Fader: For those firms that really embrace it, as you just said, there are going to be broader, more fundamental organizational changes. Tell us how companies have realigned themselves around the Net Promoter system

Markey: It is a big deal. What sounds so simple-sorting your customers into promoters, passives and detractors-turns out in practice to have profound impacts for your culture, the way you organize the processes by which you run the business. As an example, in most of the companies that are doing this really well, you have infrastructure to help figure out which customers are promoters, passives and detractors, to take action against that and to figure out what the value would be of turning a detractor into a promoter or turning hundreds or thousands of customers from detractors into promoters. You end up having the guys in product development suddenly changing the way that they think about success. Instead of just getting the product launch out and having lots of initial sales, they now not only have to have lots of initial sales, but they have to have a high Net Promoter Score. In fact, at Logitech, each successive product release has to have a higher Net Promoter Score than the one before it. At Intuit they do the same thing. It actually changes their perspective in the development of new products.

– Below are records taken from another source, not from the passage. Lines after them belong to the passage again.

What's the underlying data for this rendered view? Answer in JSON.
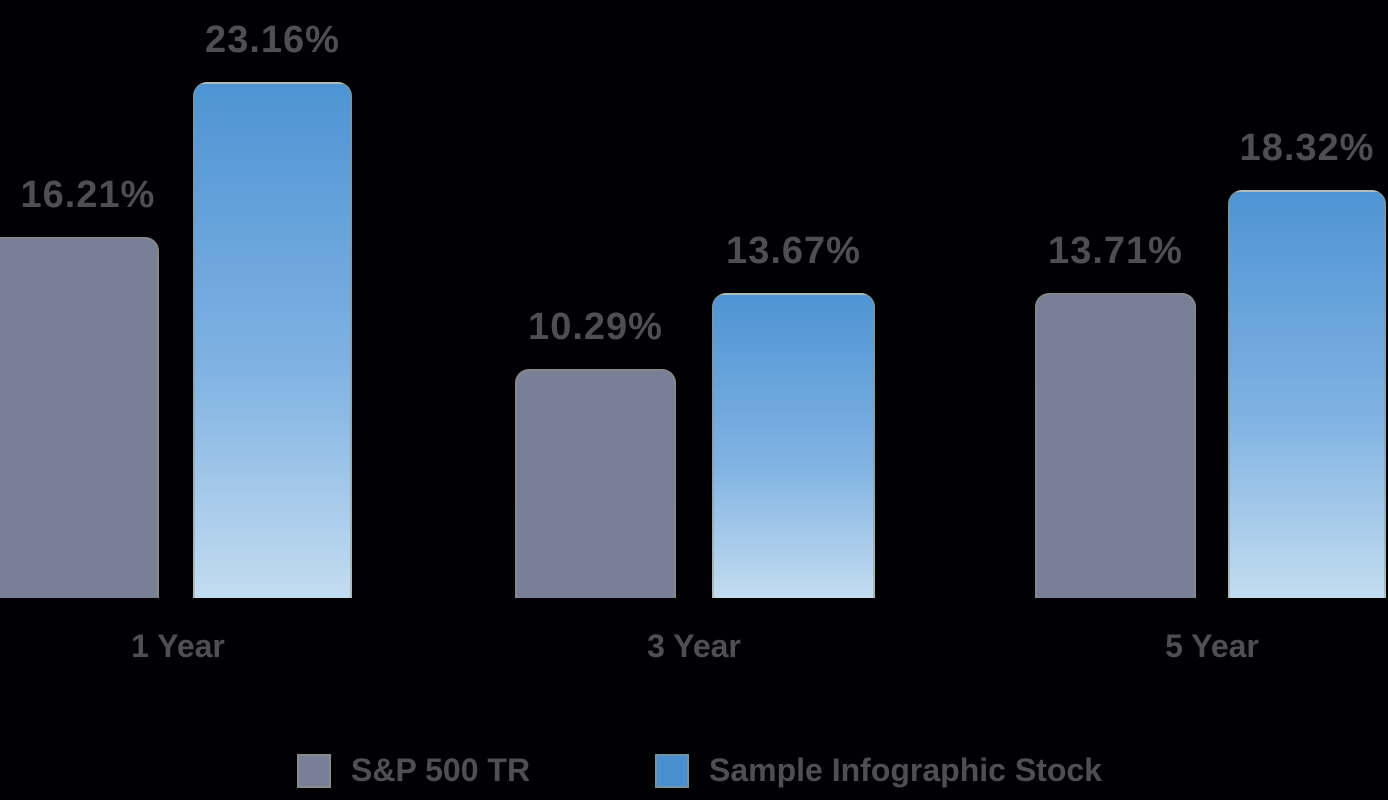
{
  "chart_data": {
    "type": "bar",
    "title": "",
    "xlabel": "",
    "ylabel": "",
    "categories": [
      "1 Year",
      "3 Year",
      "5 Year"
    ],
    "series": [
      {
        "name": "S&P 500 TR",
        "color": "#797F97",
        "values": [
          16.21,
          10.29,
          13.71
        ],
        "labels": [
          "16.21%",
          "10.29%",
          "13.71%"
        ]
      },
      {
        "name": "Sample Infographic Stock",
        "color_top": "#4E94D4",
        "color_bottom": "#C3DCF0",
        "values": [
          23.16,
          13.67,
          18.32
        ],
        "labels": [
          "23.16%",
          "13.67%",
          "18.32%"
        ]
      }
    ],
    "ylim": [
      0,
      25
    ],
    "grid": false,
    "axis_lines": false,
    "legend_position": "bottom",
    "value_labels_shown": true,
    "value_label_color": "#4F4F51",
    "background_color": "#010104"
  },
  "legend": {
    "items": [
      {
        "label": "S&P 500 TR",
        "swatch_color": "#797F97"
      },
      {
        "label": "Sample Infographic Stock",
        "swatch_color": "#4A90D0"
      }
    ]
  }
}
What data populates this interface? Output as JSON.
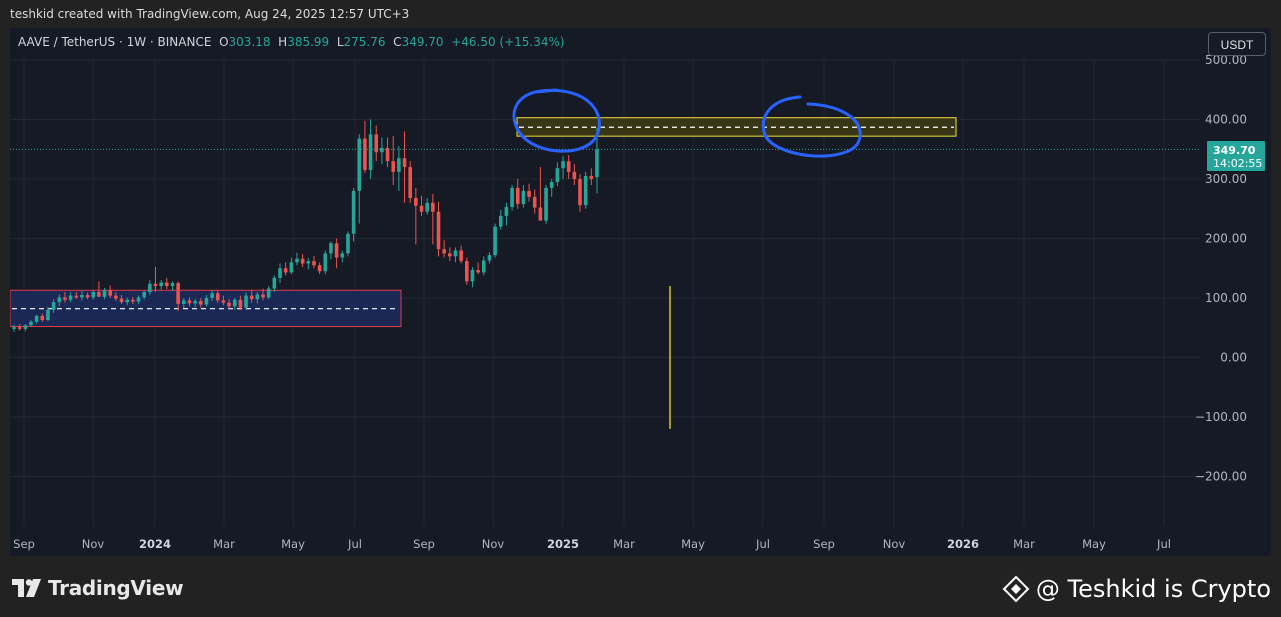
{
  "header": {
    "attribution": "teshkid created with TradingView.com, Aug 24, 2025 12:57 UTC+3"
  },
  "legend": {
    "symbol": "AAVE / TetherUS · 1W · BINANCE",
    "o_label": "O",
    "o_value": "303.18",
    "h_label": "H",
    "h_value": "385.99",
    "l_label": "L",
    "l_value": "275.76",
    "c_label": "C",
    "c_value": "349.70",
    "change": "+46.50 (+15.34%)"
  },
  "currency_button": "USDT",
  "price_tag": {
    "price": "349.70",
    "countdown": "14:02:55"
  },
  "footer": {
    "logo_text": "TradingView",
    "watermark": "@ Teshkid is Crypto"
  },
  "colors": {
    "up": "#26a69a",
    "down": "#ef5350",
    "annotation_blue": "#2962ff",
    "zone_yellow": "#f0e040",
    "zone_red": "#e53949"
  },
  "chart_data": {
    "type": "candlestick",
    "title": "AAVE / TetherUS · 1W · BINANCE",
    "xlabel": "",
    "ylabel": "",
    "ylim": [
      -250,
      520
    ],
    "y_ticks": [
      500,
      400,
      300,
      200,
      100,
      0,
      -100,
      -200
    ],
    "y_tick_labels": [
      "500.00",
      "400.00",
      "300.00",
      "200.00",
      "100.00",
      "0.00",
      "−100.00",
      "−200.00"
    ],
    "x_ticks": [
      "Sep",
      "Nov",
      "2024",
      "Mar",
      "May",
      "Jul",
      "Sep",
      "Nov",
      "2025",
      "Mar",
      "May",
      "Jul",
      "Sep",
      "Nov",
      "2026",
      "Mar",
      "May",
      "Jul"
    ],
    "bold_x_ticks": [
      "2024",
      "2025",
      "2026"
    ],
    "grid": true,
    "current_price": 349.7,
    "zones": [
      {
        "name": "resistance",
        "low": 372,
        "high": 403,
        "mid": 387,
        "color": "#f0e040"
      },
      {
        "name": "support",
        "low": 52,
        "high": 113,
        "mid": 82,
        "color": "#e53949"
      }
    ],
    "projection_line": {
      "from": 120,
      "to": -120
    },
    "candles": [
      {
        "o": 48,
        "h": 55,
        "l": 43,
        "c": 51
      },
      {
        "o": 51,
        "h": 56,
        "l": 45,
        "c": 48
      },
      {
        "o": 48,
        "h": 56,
        "l": 44,
        "c": 54
      },
      {
        "o": 54,
        "h": 63,
        "l": 52,
        "c": 60
      },
      {
        "o": 60,
        "h": 72,
        "l": 57,
        "c": 70
      },
      {
        "o": 70,
        "h": 74,
        "l": 60,
        "c": 63
      },
      {
        "o": 63,
        "h": 85,
        "l": 61,
        "c": 80
      },
      {
        "o": 80,
        "h": 98,
        "l": 75,
        "c": 93
      },
      {
        "o": 93,
        "h": 106,
        "l": 86,
        "c": 101
      },
      {
        "o": 101,
        "h": 110,
        "l": 92,
        "c": 97
      },
      {
        "o": 97,
        "h": 110,
        "l": 93,
        "c": 104
      },
      {
        "o": 104,
        "h": 110,
        "l": 98,
        "c": 101
      },
      {
        "o": 101,
        "h": 112,
        "l": 96,
        "c": 105
      },
      {
        "o": 105,
        "h": 109,
        "l": 98,
        "c": 101
      },
      {
        "o": 101,
        "h": 114,
        "l": 97,
        "c": 110
      },
      {
        "o": 110,
        "h": 128,
        "l": 104,
        "c": 102
      },
      {
        "o": 102,
        "h": 117,
        "l": 98,
        "c": 113
      },
      {
        "o": 113,
        "h": 121,
        "l": 100,
        "c": 104
      },
      {
        "o": 104,
        "h": 110,
        "l": 95,
        "c": 99
      },
      {
        "o": 99,
        "h": 105,
        "l": 90,
        "c": 93
      },
      {
        "o": 93,
        "h": 101,
        "l": 88,
        "c": 97
      },
      {
        "o": 97,
        "h": 102,
        "l": 90,
        "c": 94
      },
      {
        "o": 94,
        "h": 104,
        "l": 90,
        "c": 101
      },
      {
        "o": 101,
        "h": 112,
        "l": 97,
        "c": 110
      },
      {
        "o": 110,
        "h": 130,
        "l": 105,
        "c": 124
      },
      {
        "o": 124,
        "h": 152,
        "l": 110,
        "c": 120
      },
      {
        "o": 120,
        "h": 130,
        "l": 114,
        "c": 126
      },
      {
        "o": 126,
        "h": 134,
        "l": 115,
        "c": 120
      },
      {
        "o": 120,
        "h": 128,
        "l": 112,
        "c": 125
      },
      {
        "o": 125,
        "h": 128,
        "l": 78,
        "c": 90
      },
      {
        "o": 90,
        "h": 100,
        "l": 83,
        "c": 96
      },
      {
        "o": 96,
        "h": 101,
        "l": 86,
        "c": 91
      },
      {
        "o": 91,
        "h": 99,
        "l": 85,
        "c": 95
      },
      {
        "o": 95,
        "h": 100,
        "l": 84,
        "c": 89
      },
      {
        "o": 89,
        "h": 105,
        "l": 86,
        "c": 100
      },
      {
        "o": 100,
        "h": 113,
        "l": 95,
        "c": 108
      },
      {
        "o": 108,
        "h": 113,
        "l": 92,
        "c": 96
      },
      {
        "o": 96,
        "h": 104,
        "l": 88,
        "c": 92
      },
      {
        "o": 92,
        "h": 98,
        "l": 82,
        "c": 86
      },
      {
        "o": 86,
        "h": 100,
        "l": 80,
        "c": 97
      },
      {
        "o": 97,
        "h": 104,
        "l": 80,
        "c": 84
      },
      {
        "o": 84,
        "h": 109,
        "l": 80,
        "c": 104
      },
      {
        "o": 104,
        "h": 114,
        "l": 92,
        "c": 98
      },
      {
        "o": 98,
        "h": 110,
        "l": 91,
        "c": 106
      },
      {
        "o": 106,
        "h": 116,
        "l": 96,
        "c": 101
      },
      {
        "o": 101,
        "h": 120,
        "l": 98,
        "c": 116
      },
      {
        "o": 116,
        "h": 138,
        "l": 110,
        "c": 134
      },
      {
        "o": 134,
        "h": 158,
        "l": 125,
        "c": 150
      },
      {
        "o": 150,
        "h": 160,
        "l": 138,
        "c": 143
      },
      {
        "o": 143,
        "h": 168,
        "l": 140,
        "c": 160
      },
      {
        "o": 160,
        "h": 176,
        "l": 155,
        "c": 166
      },
      {
        "o": 166,
        "h": 174,
        "l": 152,
        "c": 158
      },
      {
        "o": 158,
        "h": 167,
        "l": 148,
        "c": 162
      },
      {
        "o": 162,
        "h": 171,
        "l": 150,
        "c": 155
      },
      {
        "o": 155,
        "h": 160,
        "l": 140,
        "c": 145
      },
      {
        "o": 145,
        "h": 180,
        "l": 140,
        "c": 175
      },
      {
        "o": 175,
        "h": 195,
        "l": 165,
        "c": 192
      },
      {
        "o": 192,
        "h": 200,
        "l": 150,
        "c": 168
      },
      {
        "o": 168,
        "h": 180,
        "l": 160,
        "c": 175
      },
      {
        "o": 175,
        "h": 212,
        "l": 170,
        "c": 208
      },
      {
        "o": 208,
        "h": 285,
        "l": 195,
        "c": 280
      },
      {
        "o": 280,
        "h": 375,
        "l": 225,
        "c": 368
      },
      {
        "o": 368,
        "h": 398,
        "l": 310,
        "c": 315
      },
      {
        "o": 315,
        "h": 400,
        "l": 300,
        "c": 375
      },
      {
        "o": 375,
        "h": 390,
        "l": 330,
        "c": 345
      },
      {
        "o": 345,
        "h": 370,
        "l": 325,
        "c": 352
      },
      {
        "o": 352,
        "h": 370,
        "l": 320,
        "c": 330
      },
      {
        "o": 330,
        "h": 372,
        "l": 290,
        "c": 312
      },
      {
        "o": 312,
        "h": 355,
        "l": 280,
        "c": 335
      },
      {
        "o": 335,
        "h": 380,
        "l": 260,
        "c": 320
      },
      {
        "o": 320,
        "h": 330,
        "l": 260,
        "c": 268
      },
      {
        "o": 268,
        "h": 285,
        "l": 190,
        "c": 255
      },
      {
        "o": 255,
        "h": 272,
        "l": 238,
        "c": 245
      },
      {
        "o": 245,
        "h": 268,
        "l": 240,
        "c": 260
      },
      {
        "o": 260,
        "h": 275,
        "l": 190,
        "c": 245
      },
      {
        "o": 245,
        "h": 262,
        "l": 170,
        "c": 182
      },
      {
        "o": 182,
        "h": 197,
        "l": 168,
        "c": 175
      },
      {
        "o": 175,
        "h": 185,
        "l": 162,
        "c": 170
      },
      {
        "o": 170,
        "h": 185,
        "l": 160,
        "c": 180
      },
      {
        "o": 180,
        "h": 188,
        "l": 158,
        "c": 162
      },
      {
        "o": 162,
        "h": 168,
        "l": 122,
        "c": 128
      },
      {
        "o": 128,
        "h": 152,
        "l": 118,
        "c": 147
      },
      {
        "o": 147,
        "h": 160,
        "l": 140,
        "c": 143
      },
      {
        "o": 143,
        "h": 170,
        "l": 138,
        "c": 163
      },
      {
        "o": 163,
        "h": 177,
        "l": 158,
        "c": 172
      },
      {
        "o": 172,
        "h": 225,
        "l": 168,
        "c": 220
      },
      {
        "o": 220,
        "h": 248,
        "l": 215,
        "c": 238
      },
      {
        "o": 238,
        "h": 260,
        "l": 222,
        "c": 253
      },
      {
        "o": 253,
        "h": 290,
        "l": 247,
        "c": 285
      },
      {
        "o": 285,
        "h": 300,
        "l": 250,
        "c": 258
      },
      {
        "o": 258,
        "h": 290,
        "l": 252,
        "c": 280
      },
      {
        "o": 280,
        "h": 292,
        "l": 262,
        "c": 270
      },
      {
        "o": 270,
        "h": 282,
        "l": 242,
        "c": 252
      },
      {
        "o": 252,
        "h": 320,
        "l": 232,
        "c": 230
      },
      {
        "o": 230,
        "h": 290,
        "l": 225,
        "c": 285
      },
      {
        "o": 285,
        "h": 300,
        "l": 270,
        "c": 295
      },
      {
        "o": 295,
        "h": 328,
        "l": 288,
        "c": 318
      },
      {
        "o": 318,
        "h": 338,
        "l": 300,
        "c": 330
      },
      {
        "o": 330,
        "h": 340,
        "l": 300,
        "c": 312
      },
      {
        "o": 312,
        "h": 325,
        "l": 290,
        "c": 300
      },
      {
        "o": 300,
        "h": 308,
        "l": 245,
        "c": 256
      },
      {
        "o": 256,
        "h": 312,
        "l": 250,
        "c": 305
      },
      {
        "o": 305,
        "h": 318,
        "l": 290,
        "c": 300
      },
      {
        "o": 303.18,
        "h": 385.99,
        "l": 275.76,
        "c": 349.7
      }
    ]
  }
}
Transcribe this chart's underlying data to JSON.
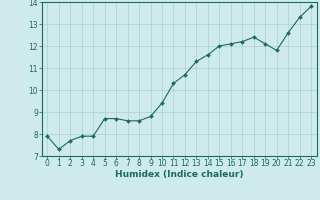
{
  "title": "",
  "xlabel": "Humidex (Indice chaleur)",
  "ylabel": "",
  "x": [
    0,
    1,
    2,
    3,
    4,
    5,
    6,
    7,
    8,
    9,
    10,
    11,
    12,
    13,
    14,
    15,
    16,
    17,
    18,
    19,
    20,
    21,
    22,
    23
  ],
  "y": [
    7.9,
    7.3,
    7.7,
    7.9,
    7.9,
    8.7,
    8.7,
    8.6,
    8.6,
    8.8,
    9.4,
    10.3,
    10.7,
    11.3,
    11.6,
    12.0,
    12.1,
    12.2,
    12.4,
    12.1,
    11.8,
    12.6,
    13.3,
    13.8
  ],
  "line_color": "#1a6b5a",
  "marker": "D",
  "marker_size": 2.0,
  "bg_color": "#ceeaea",
  "grid_color": "#aacfcf",
  "axis_color": "#1a6b5a",
  "tick_color": "#1a6b5a",
  "label_color": "#1a6b5a",
  "ylim": [
    7,
    14
  ],
  "xlim": [
    -0.5,
    23.5
  ],
  "yticks": [
    7,
    8,
    9,
    10,
    11,
    12,
    13,
    14
  ],
  "xticks": [
    0,
    1,
    2,
    3,
    4,
    5,
    6,
    7,
    8,
    9,
    10,
    11,
    12,
    13,
    14,
    15,
    16,
    17,
    18,
    19,
    20,
    21,
    22,
    23
  ],
  "xlabel_fontsize": 6.5,
  "tick_fontsize": 5.5
}
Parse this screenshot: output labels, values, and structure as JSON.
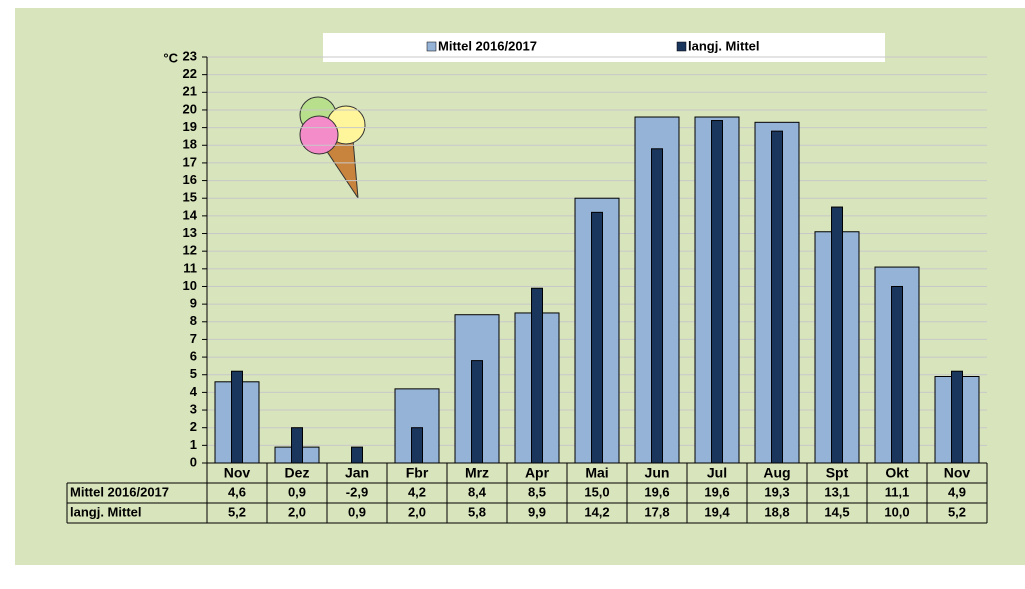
{
  "chart_data": {
    "type": "bar",
    "y_label": "°C",
    "categories": [
      "Nov",
      "Dez",
      "Jan",
      "Fbr",
      "Mrz",
      "Apr",
      "Mai",
      "Jun",
      "Jul",
      "Aug",
      "Spt",
      "Okt",
      "Nov"
    ],
    "series": [
      {
        "name": "Mittel 2016/2017",
        "color": "#95b3d7",
        "values": [
          4.6,
          0.9,
          -2.9,
          4.2,
          8.4,
          8.5,
          15.0,
          19.6,
          19.6,
          19.3,
          13.1,
          11.1,
          4.9
        ],
        "value_labels": [
          "4,6",
          "0,9",
          "-2,9",
          "4,2",
          "8,4",
          "8,5",
          "15,0",
          "19,6",
          "19,6",
          "19,3",
          "13,1",
          "11,1",
          "4,9"
        ]
      },
      {
        "name": "langj. Mittel",
        "color": "#1b365d",
        "values": [
          5.2,
          2.0,
          0.9,
          2.0,
          5.8,
          9.9,
          14.2,
          17.8,
          19.4,
          18.8,
          14.5,
          10.0,
          5.2
        ],
        "value_labels": [
          "5,2",
          "2,0",
          "0,9",
          "2,0",
          "5,8",
          "9,9",
          "14,2",
          "17,8",
          "19,4",
          "18,8",
          "14,5",
          "10,0",
          "5,2"
        ]
      }
    ],
    "ylim": [
      0,
      23
    ],
    "yticks": [
      0,
      1,
      2,
      3,
      4,
      5,
      6,
      7,
      8,
      9,
      10,
      11,
      12,
      13,
      14,
      15,
      16,
      17,
      18,
      19,
      20,
      21,
      22,
      23
    ],
    "grid": true
  }
}
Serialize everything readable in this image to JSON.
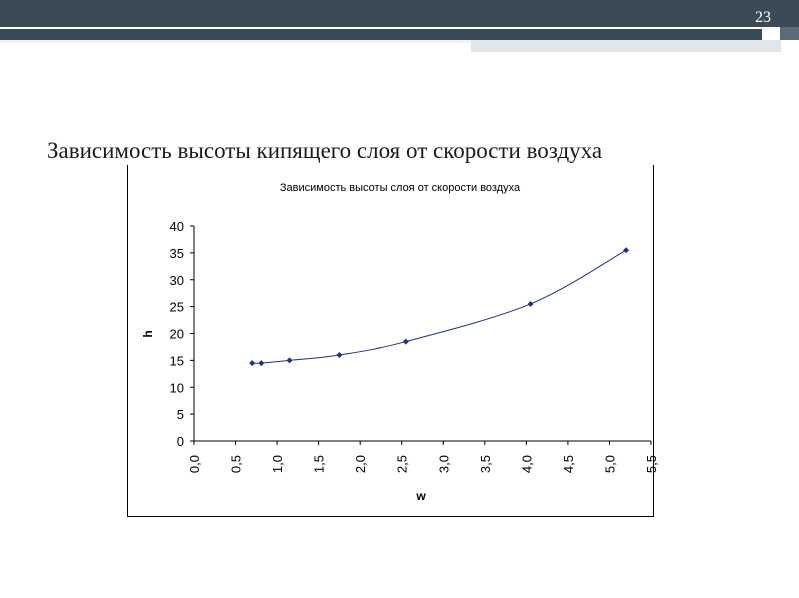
{
  "slide": {
    "number": "23",
    "title": "Зависимость высоты кипящего слоя от скорости воздуха"
  },
  "colors": {
    "header_bar": "#3a4a56",
    "series": "#1f2f8a"
  },
  "chart_data": {
    "type": "scatter",
    "title": "Зависимость высоты слоя от скорости воздуха",
    "xlabel": "w",
    "ylabel": "h",
    "xlim": [
      0,
      5.5
    ],
    "ylim": [
      0,
      40
    ],
    "x_ticks": [
      "0,0",
      "0,5",
      "1,0",
      "1,5",
      "2,0",
      "2,5",
      "3,0",
      "3,5",
      "4,0",
      "4,5",
      "5,0",
      "5,5"
    ],
    "y_ticks": [
      "0",
      "5",
      "10",
      "15",
      "20",
      "25",
      "30",
      "35",
      "40"
    ],
    "grid": false,
    "series": [
      {
        "x": [
          0.7,
          0.81,
          1.15,
          1.75,
          2.55,
          4.05,
          5.2
        ],
        "y": [
          14.5,
          14.5,
          15.0,
          16.0,
          18.5,
          25.5,
          35.5
        ],
        "marker": "diamond",
        "smoothed_line": true
      }
    ]
  }
}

Fader: I’m interested in the step beyond. I have a recent book on customer centricity that says companies need to be following a fundamentally different strategy: Let’s sort out different kinds of customers—the good from the bad—and realign everything we do, from product development on down, around the better kinds of customers. Are we seeing fundamental shifts in strategy as people have something like NPS to guide them?

Markey: We are, although, I would say that the companies that are successful actually start with the principles that you are talking about, Pete. Net Promoter System works best when it’s embedded in a culture or company that fundamentally believes that earning more loyalty from the profitable customers is the strategic outcome that they are trying to create.

The Net Promoter System helps provide guidance about where to focus, what actions to take to get there and how to help tens, hundreds or thousands of individual employees align their actions around that objective. But that doesn’t substitute for business strategy and what you are talking about. I love your new book. What you are talking about there is the more fundamental question: Which customer’s loyalty should I be striving to earn because they are the ones who offer the greatest potential in the marketplace and because my company has skills, capabilities and a market position that allows us to be more successful with that group of customers.

Fader: We have gone from Net Promoter Score, a particular measurement device, to Net Promoter System, a broader system to help companies better appreciate and leverage what they get out of that score. Thinking ahead two or three years, what’s next?

Markey: I think you are going to see two big areas of focus from us and from our clients, the members of the NPS Loyalty Forum. One we mention in the book: There will be significantly more focus on this linkage between employee advocacy and customer advocacy. We recognize that it is very hard to sustain high levels of customer focus, of customer centricity and of customer advocacy unless you have also earned the same thing from your own employees. There are specific things you can do on the employee advocacy side that lends themselves more to customer advocacy, so that’s one.

The second is around innovation and design for delight, as some people call it, or the process of designing products, services and value propositions that will differentially create promoters. In the early days, partly because its foundation was at GE with Six Sigma, defect elimination, a lot of the emphasis was on rooting out those defects, the things that create detractors. And now we are spending a lot more of our energy around the things that you can do to create promoters and even to what we call “activate” promoters. Give your promoters a voice, a story to tell, a reason to get excited about talking to their friends about your company.